Investing in health workers: a retrospective cost analysis of a cohort of return-of-service bursary recipients in Southern Africa

  • Blake Angell,
  • Rohina Joshi,
  • Andrea Durbach,
  • Sikhumbuzo A Mabunda,
  • Wezile W Chitha,
  • Hawor Phiri,
  • Mahlane Phalane,
  • Sibusiso C Nomatshila

DOI
https://doi.org/10.1136/bmjgh-2023-013740
Journal volume & issue
Vol. 9, no. 10

Abstract

Read online

Background Return-of-service (RoS) schemes are investment strategies that governments use to increase the pool of health professionals through the issuing of bursaries and scholarships to health sciences students in return for service after graduation.

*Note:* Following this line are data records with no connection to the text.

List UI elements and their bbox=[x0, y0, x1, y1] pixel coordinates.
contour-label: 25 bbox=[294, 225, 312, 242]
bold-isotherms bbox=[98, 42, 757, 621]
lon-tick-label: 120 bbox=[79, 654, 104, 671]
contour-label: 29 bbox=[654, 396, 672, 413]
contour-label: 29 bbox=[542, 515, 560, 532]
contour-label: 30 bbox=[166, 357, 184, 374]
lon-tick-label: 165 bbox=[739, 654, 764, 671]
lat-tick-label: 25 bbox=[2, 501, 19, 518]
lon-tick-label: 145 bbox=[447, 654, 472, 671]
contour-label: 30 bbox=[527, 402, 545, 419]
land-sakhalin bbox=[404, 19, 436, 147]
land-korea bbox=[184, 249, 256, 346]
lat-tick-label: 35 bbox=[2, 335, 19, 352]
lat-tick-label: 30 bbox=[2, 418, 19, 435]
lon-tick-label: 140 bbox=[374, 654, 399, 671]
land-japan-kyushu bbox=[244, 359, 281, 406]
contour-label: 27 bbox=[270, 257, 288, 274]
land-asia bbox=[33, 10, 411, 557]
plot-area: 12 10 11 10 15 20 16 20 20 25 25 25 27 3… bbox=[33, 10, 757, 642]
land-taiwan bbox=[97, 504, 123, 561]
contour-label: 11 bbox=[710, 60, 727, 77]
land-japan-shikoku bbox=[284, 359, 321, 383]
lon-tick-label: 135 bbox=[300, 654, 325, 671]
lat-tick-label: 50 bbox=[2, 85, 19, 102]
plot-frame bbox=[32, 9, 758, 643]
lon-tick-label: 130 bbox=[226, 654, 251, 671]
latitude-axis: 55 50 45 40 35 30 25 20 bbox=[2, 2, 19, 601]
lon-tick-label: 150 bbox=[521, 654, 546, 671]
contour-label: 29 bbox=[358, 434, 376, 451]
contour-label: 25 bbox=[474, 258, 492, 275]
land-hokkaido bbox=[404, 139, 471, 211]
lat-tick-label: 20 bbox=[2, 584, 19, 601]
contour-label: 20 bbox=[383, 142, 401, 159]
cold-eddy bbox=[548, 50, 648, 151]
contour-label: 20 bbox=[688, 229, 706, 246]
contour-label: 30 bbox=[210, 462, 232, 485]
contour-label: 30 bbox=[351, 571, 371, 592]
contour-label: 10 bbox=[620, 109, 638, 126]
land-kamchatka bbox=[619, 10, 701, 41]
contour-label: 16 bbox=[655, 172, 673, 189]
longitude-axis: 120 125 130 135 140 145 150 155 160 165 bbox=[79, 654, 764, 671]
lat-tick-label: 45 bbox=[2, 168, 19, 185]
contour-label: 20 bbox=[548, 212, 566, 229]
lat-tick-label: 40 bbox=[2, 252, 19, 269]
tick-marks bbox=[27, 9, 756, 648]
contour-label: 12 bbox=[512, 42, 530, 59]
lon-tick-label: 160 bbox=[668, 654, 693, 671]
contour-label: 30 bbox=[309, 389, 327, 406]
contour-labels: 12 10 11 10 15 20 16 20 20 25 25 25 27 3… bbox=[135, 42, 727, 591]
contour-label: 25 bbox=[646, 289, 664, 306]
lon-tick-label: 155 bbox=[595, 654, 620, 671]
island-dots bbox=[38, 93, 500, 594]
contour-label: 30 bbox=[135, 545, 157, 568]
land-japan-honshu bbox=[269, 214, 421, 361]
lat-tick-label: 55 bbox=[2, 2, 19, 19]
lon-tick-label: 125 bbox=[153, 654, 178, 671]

Despite using these schemes for many years, Eswatini, South Africa, Botswana and Lesotho have not assessed the costs and return on investment of these schemes. This study aimed to assess the costs and relative rates of contract defaulting in these four Southern African countries.Methods A retrospective cohort study was carried out by reviewing databases of RoS beneficiaries for selected health sciences programmes who were funded between 2000 and 2010. Costs of the schemes were assessed by country, degree type and whether bursary holders completed their required service or defaulted on their public service obligations.Results Of the 5616 beneficiaries who studied between 1995 and 2019 in the four countries, 1225 (21.8%) beneficiaries from 2/9 South African provinces and Eswatini were presented in the final analysis. Only Eswatini had data on debt recovery or financial repayments. Beneficiaries were mostly medical students and slightly biased towards males. Medical students benefited from 56.7% and 81.3% of the disbursement in Eswatini (~US$2 million) and South Africa (~US$57 million), respectively. Each South African medical student studying in Cuba cost more than five times the rate of medical students who studied in South Africa. Of the total expenditure, 47.7% and 39.3% of the total disbursement is spent on individuals who default the RoS scheme in South Africa and Eswatini, respectively.Conclusions RoS schemes in these countries have loss of return on investment due to poor monitoring. The schemes are costly, ineffective and have never been evaluated. There are poor mechanisms for identifying beneficiaries who exit their contracts prematurely and inadequate debt recovery processes.